To configure Prometheus to monitor Redpanda metrics in Kubernetes, you can use the Prometheus Operator:
-
Follow the steps to deploy the Prometheus Operator.
Make sure to configure the Prometheus resource to target your Pods that are running Kafka Connect:
prometheus.yaml
apiVersion: monitoring.coreos.com/v1 kind: Prometheus metadata: name: prometheus spec: serviceAccountName: prometheus podMonitorNamespaceSelector: matchLabels: name: <namespace> podMonitorSelector: matchLabels: app.kubernetes.io/name: connectors resources: requests: memory: 400Mi enableAdminAPI: false
-
podMonitorNamespaceSelector.matchLabels.name
: The namespace in which Redpanda is deployed. The Prometheus Operator looks for PodMonitor resources in this namespace. -
podMonitorSelector.matchLabels.app.kubernetes.io/name
: The value offullnameOverride
in your Redpanda Helm chart. The default isconnectors
. The Redpanda Helm chart creates the PodMonitor resource with this label.
-
-
Deploy the Redpanda Connectors subchart with monitoring enabled to deploy the PodMonitor resource:
-
Helm + Operator
-
Helm
redpanda-cluster.yaml
apiVersion: cluster.redpanda.com/v1alpha1 kind: Redpanda metadata: name: redpanda spec: chartRef: {} clusterSpec: connectors: enabled: true monitoring: enabled: true scrapeInterval: 30s
kubectl apply -f redpanda-cluster.yaml --namespace <namespace>
-
--values
-
--set
prometheus-monitoring.yaml
connectors: enabled: true monitoring: enabled: true scrapeInterval: 30s
helm upgrade --install redpanda redpanda/redpanda --namespace <namespace> --create-namespace \ --values prometheus-monitoring.yaml --reuse-values
helm upgrade --install redpanda redpanda/redpanda \ --namespace <namespace> \ --create-namespace \ --set connectors.enabled=true \ --set connectors.monitoring.enabled=true \ --set connectors.monitoring.scrapeInterval="30s"
-
-
Wait until all Pods are running:
kubectl -n <namespace> rollout status statefulset redpanda --watch
-
Ensure that the PodMonitor was deployed:
kubectl get podmonitor --namespace <namespace>
-
Ensure that you’ve exposed the Prometheus Service.
-
Expose the Prometheus server to your localhost:
kubectl port-forward svc/prometheus 9090
-
Open Prometheus, and verify that Prometheus is scraping metrics from your endpoints.
Import the Grafana dashboard
You can use Grafana to query, visualize, and generate alerts for metrics. Redpanda provides a Grafana dashboard for connectors.

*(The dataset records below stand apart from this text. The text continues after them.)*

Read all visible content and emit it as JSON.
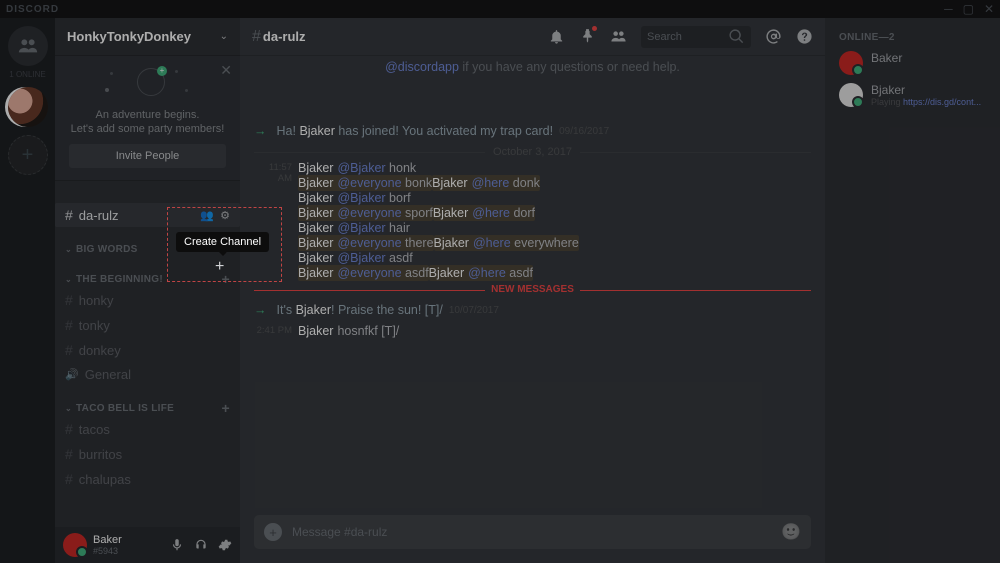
{
  "titlebar": {
    "brand": "DISCORD"
  },
  "guilds": {
    "online_label": "1 ONLINE"
  },
  "server": {
    "name": "HonkyTonkyDonkey"
  },
  "invite": {
    "line1": "An adventure begins.",
    "line2": "Let's add some party members!",
    "button": "Invite People"
  },
  "tooltip": {
    "create_channel": "Create Channel"
  },
  "channels": {
    "da_rulz": "da-rulz",
    "cat1": {
      "label": "BIG WORDS"
    },
    "cat2": {
      "label": "THE BEGINNING!",
      "items": [
        "honky",
        "tonky",
        "donkey",
        "General"
      ]
    },
    "cat3": {
      "label": "TACO BELL IS LIFE",
      "items": [
        "tacos",
        "burritos",
        "chalupas"
      ]
    }
  },
  "self": {
    "username": "Baker",
    "discriminator": "#5943"
  },
  "header": {
    "channel": "da-rulz",
    "search_placeholder": "Search"
  },
  "welcome": {
    "pre": "@discordapp",
    "post": " if you have any questions or need help."
  },
  "date_div": "October 3, 2017",
  "sys1": {
    "pre": "Ha! ",
    "user": "Bjaker",
    "post": " has joined! You activated my trap card!",
    "ts": "09/16/2017"
  },
  "group1": {
    "time": "11:57 AM",
    "author": "Bjaker",
    "lines": [
      {
        "mention": "@Bjaker",
        "text": "honk",
        "hl": false
      },
      {
        "mention": "@everyone",
        "text": "bonk",
        "hl": true
      },
      {
        "mention": "@here",
        "text": "donk",
        "hl": true
      },
      {
        "mention": "@Bjaker",
        "text": "borf",
        "hl": false
      },
      {
        "mention": "@everyone",
        "text": "sporf",
        "hl": true
      },
      {
        "mention": "@here",
        "text": "dorf",
        "hl": true
      },
      {
        "mention": "@Bjaker",
        "text": "hair",
        "hl": false
      },
      {
        "mention": "@everyone",
        "text": "there",
        "hl": true
      },
      {
        "mention": "@here",
        "text": "everywhere",
        "hl": true
      },
      {
        "mention": "@Bjaker",
        "text": "asdf",
        "hl": false
      },
      {
        "mention": "@everyone",
        "text": "asdf",
        "hl": true
      },
      {
        "mention": "@here",
        "text": "asdf",
        "hl": true
      }
    ]
  },
  "new_div": "NEW MESSAGES",
  "sys2": {
    "pre": "It's ",
    "user": "Bjaker",
    "post": "! Praise the sun! [T]/",
    "ts": "10/07/2017"
  },
  "group2": {
    "time": "2:41 PM",
    "author": "Bjaker",
    "line": "hosnfkf [T]/"
  },
  "composer": {
    "placeholder": "Message #da-rulz"
  },
  "members": {
    "header": "ONLINE—2",
    "list": [
      {
        "name": "Baker",
        "status": null,
        "link": null
      },
      {
        "name": "Bjaker",
        "status": "Playing ",
        "link": "https://dis.gd/cont..."
      }
    ]
  }
}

To create and use the Grafana dashboard to gather telemetry for your
managed connectors, import the connectors dashboard JSON file
(Connectors.json
).
Managed connector metrics
You can monitor the following metrics for your Redpanda managed connectors.
Connector tasks
Number of tasks for a specific connector, grouped by status:
-
running
- Tasks that are healthy and running. -
paused
- Tasks that were paused by a user request. -
failed
- Tasks that failed during execution.
Expect only running
and paused
tasks. Create an alert for failed
tasks.
Sink connector lag
The number of records still to be processed by a connector. This metric
is emitted for sink connectors only (last_offset
-
current_offset
).
For newly-created connectors, the metric is high until the connector sinks all historical data.
Expect the lag not to increase over time.
MM2 replication latency
Age of the last record written to the target cluster by the MirrorMaker 2 connector. This metric is emitted for each partition.
For newly-created connectors, the metric is high until the connector processes all historical data.
Expect the latency to not increase over time.
Count of the records sent to target (by topic)
Count of records sent to the cluster by source connectors for each topic.
Record error rate
-
record errors
- Total number of record errors seen in connector tasks. -
record failures
- Total number of record failures seen in connector tasks. -
record skipped
- Total number of records skipped by connector tasks.